Type 4’s primary characteristic is low blood flow to the brain. Type 4 or Vascular Alzheimer’s Disease, is caused by a reduction of blood flow to the brain, which ultimately deprives the brain of essential oxygen and nutrients. The brain is an extremely vascularized tissue, meaning it requires large amounts of oxygen. A lack of oxygen to the brain leads to hypoperfusion (low blood flow) and compromises the blood-brain barrier which allows for harmful substances to leak in and damage neurons. Cerebral vasculature is extremely important as it is one way the body clears the accumulation of amyloid-beta.

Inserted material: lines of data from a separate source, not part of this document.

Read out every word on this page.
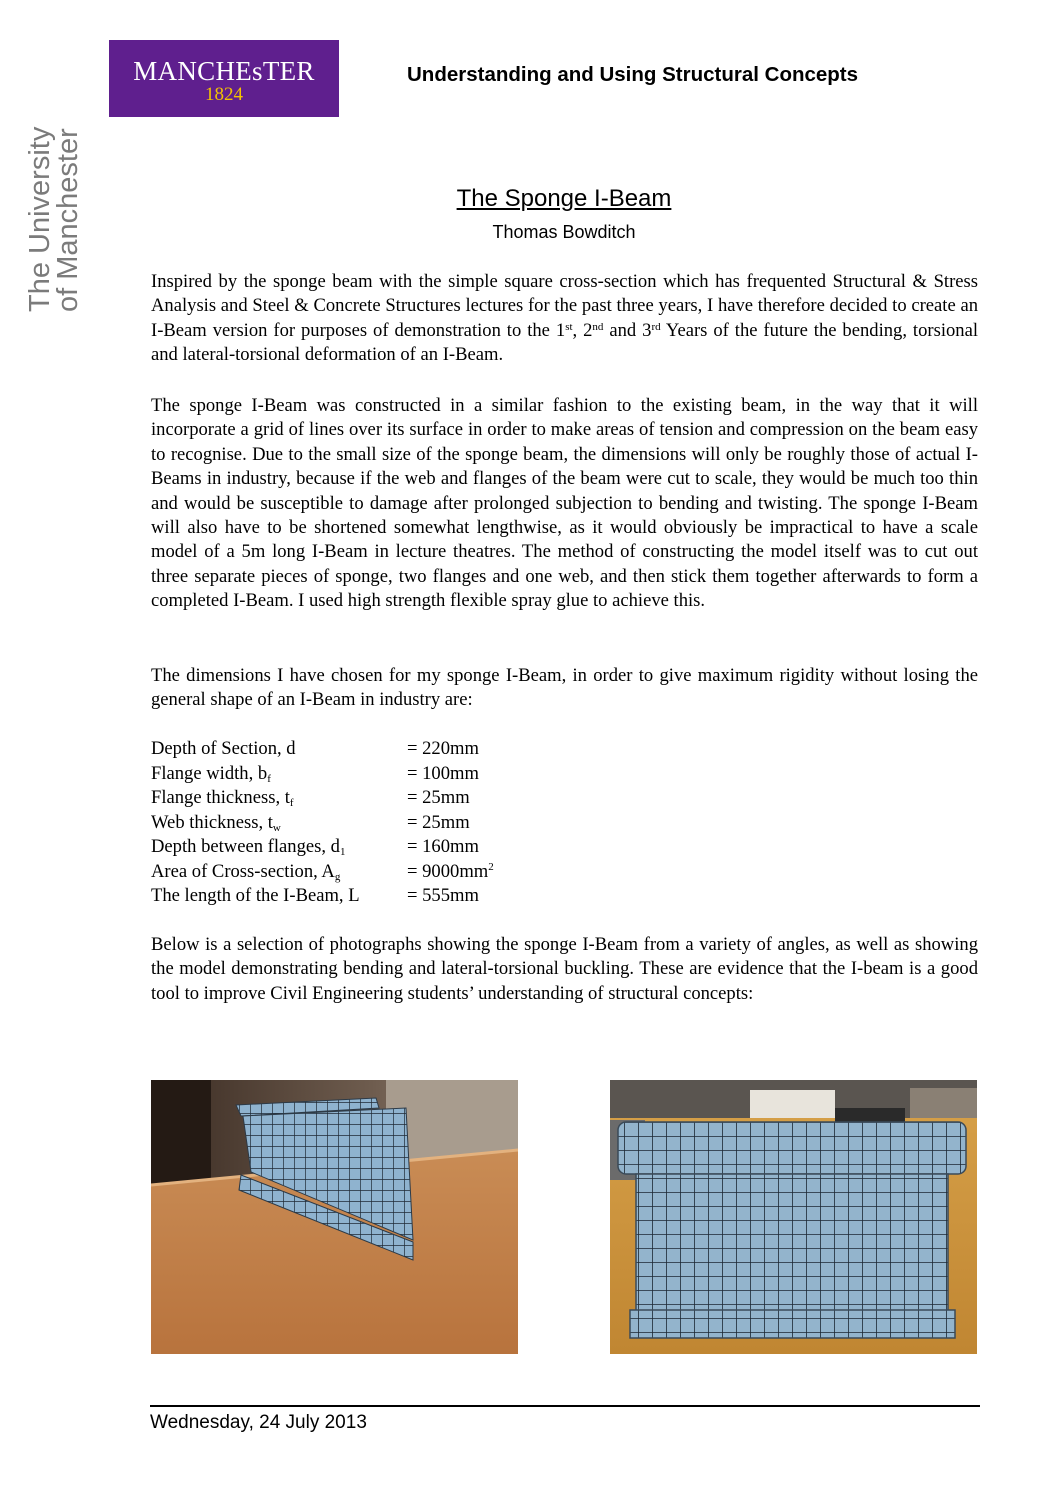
MANCHEsTER
1824
The University
of Manchester
Understanding and Using Structural Concepts
The Sponge I-Beam
Thomas Bowditch

Inspired by the sponge beam with the simple square cross-section which has frequented Structural & Stress Analysis and Steel & Concrete Structures lectures for the past three years, I have therefore decided to create an I-Beam version for purposes of demonstration to the 1st, 2nd and 3rd Years of the future the bending, torsional and lateral-torsional deformation of an I-Beam.

The sponge I-Beam was constructed in a similar fashion to the existing beam, in the way that it will incorporate a grid of lines over its surface in order to make areas of tension and compression on the beam easy to recognise. Due to the small size of the sponge beam, the dimensions will only be roughly those of actual I-Beams in industry, because if the web and flanges of the beam were cut to scale, they would be much too thin and would be susceptible to damage after prolonged subjection to bending and twisting. The sponge I-Beam will also have to be shortened somewhat lengthwise, as it would obviously be impractical to have a scale model of a 5m long I-Beam in lecture theatres. The method of constructing the model itself was to cut out three separate pieces of sponge, two flanges and one web, and then stick them together afterwards to form a completed I-Beam. I used high strength flexible spray glue to achieve this.

The dimensions I have chosen for my sponge I-Beam, in order to give maximum rigidity without losing the general shape of an I-Beam in industry are:

Depth of Section, d	= 220mm
Flange width, $b_f$	= 100mm
Flange thickness, $t_f$	= 25mm
Web thickness, $t_w$	= 25mm
Depth between flanges, $d_1$	= 160mm
Area of Cross-section, $A_g$	= $9000mm^2$
The length of the I-Beam, L	= 555mm

Below is a selection of photographs showing the sponge I-Beam from a variety of angles, as well as showing the model demonstrating bending and lateral-torsional buckling. These are evidence that the I-beam is a good tool to improve Civil Engineering students’ understanding of structural concepts:

Wednesday, 24 July 2013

Biochemical Markers of Type 4

“Leakiness” present in vascular tissues.

Individuals with cardiovascular disease have a high risk for Type 4 Alzheimer’s.

These individuals do best when they prioritize healing underlying insulin resistance.

 Type 5

Type 5’s primary characteristic is brain damage. Type 5 or trauma-induced Alzheimer’s, results from traumatic brain injuries (TBI) which disrupt normal brain function, including learning and thinking skills. Certain types of TBI’s may increase the risk of developing Alzheimer’s disease years after the injury takes place.

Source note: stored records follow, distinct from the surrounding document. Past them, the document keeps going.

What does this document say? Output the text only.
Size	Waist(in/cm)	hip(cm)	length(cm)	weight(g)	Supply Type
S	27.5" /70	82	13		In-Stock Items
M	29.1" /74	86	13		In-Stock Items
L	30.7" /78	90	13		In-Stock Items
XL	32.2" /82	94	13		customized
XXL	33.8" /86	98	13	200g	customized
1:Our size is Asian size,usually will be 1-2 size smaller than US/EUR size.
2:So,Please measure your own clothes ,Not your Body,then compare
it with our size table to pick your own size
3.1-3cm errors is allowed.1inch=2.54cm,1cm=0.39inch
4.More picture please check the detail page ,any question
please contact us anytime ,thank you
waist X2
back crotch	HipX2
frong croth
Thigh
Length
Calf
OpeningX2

One of the most impactful studies showed that those with a history of moderate TBI had a 2.3 times greater risk of developing Alzheimer’s than older adults with no history of a head injury and those with a history of severe TBI had a 4.5 times greater risk.

Biochemical Markers of Type 5

There are no biochemical markers for Type 5 as it is triggered by injuries to the brain such as:

  • Blunt force trauma
  • Concussions
  • Physical Abuse
  • Chronic traumatic encephalopathy (CTE)

Now that we have broken down Alzheimer’s Disease into 6 different types and identified their characteristics and potential causes we can begin to address what you need to do to prevent and begin to heal the damaging insults to the brain.  We will begin to work on that next week. 

OR if you want to jump ahead, purchase Dr. Dale Bredesen’s books.  Here are the links to purchase them on Amazon.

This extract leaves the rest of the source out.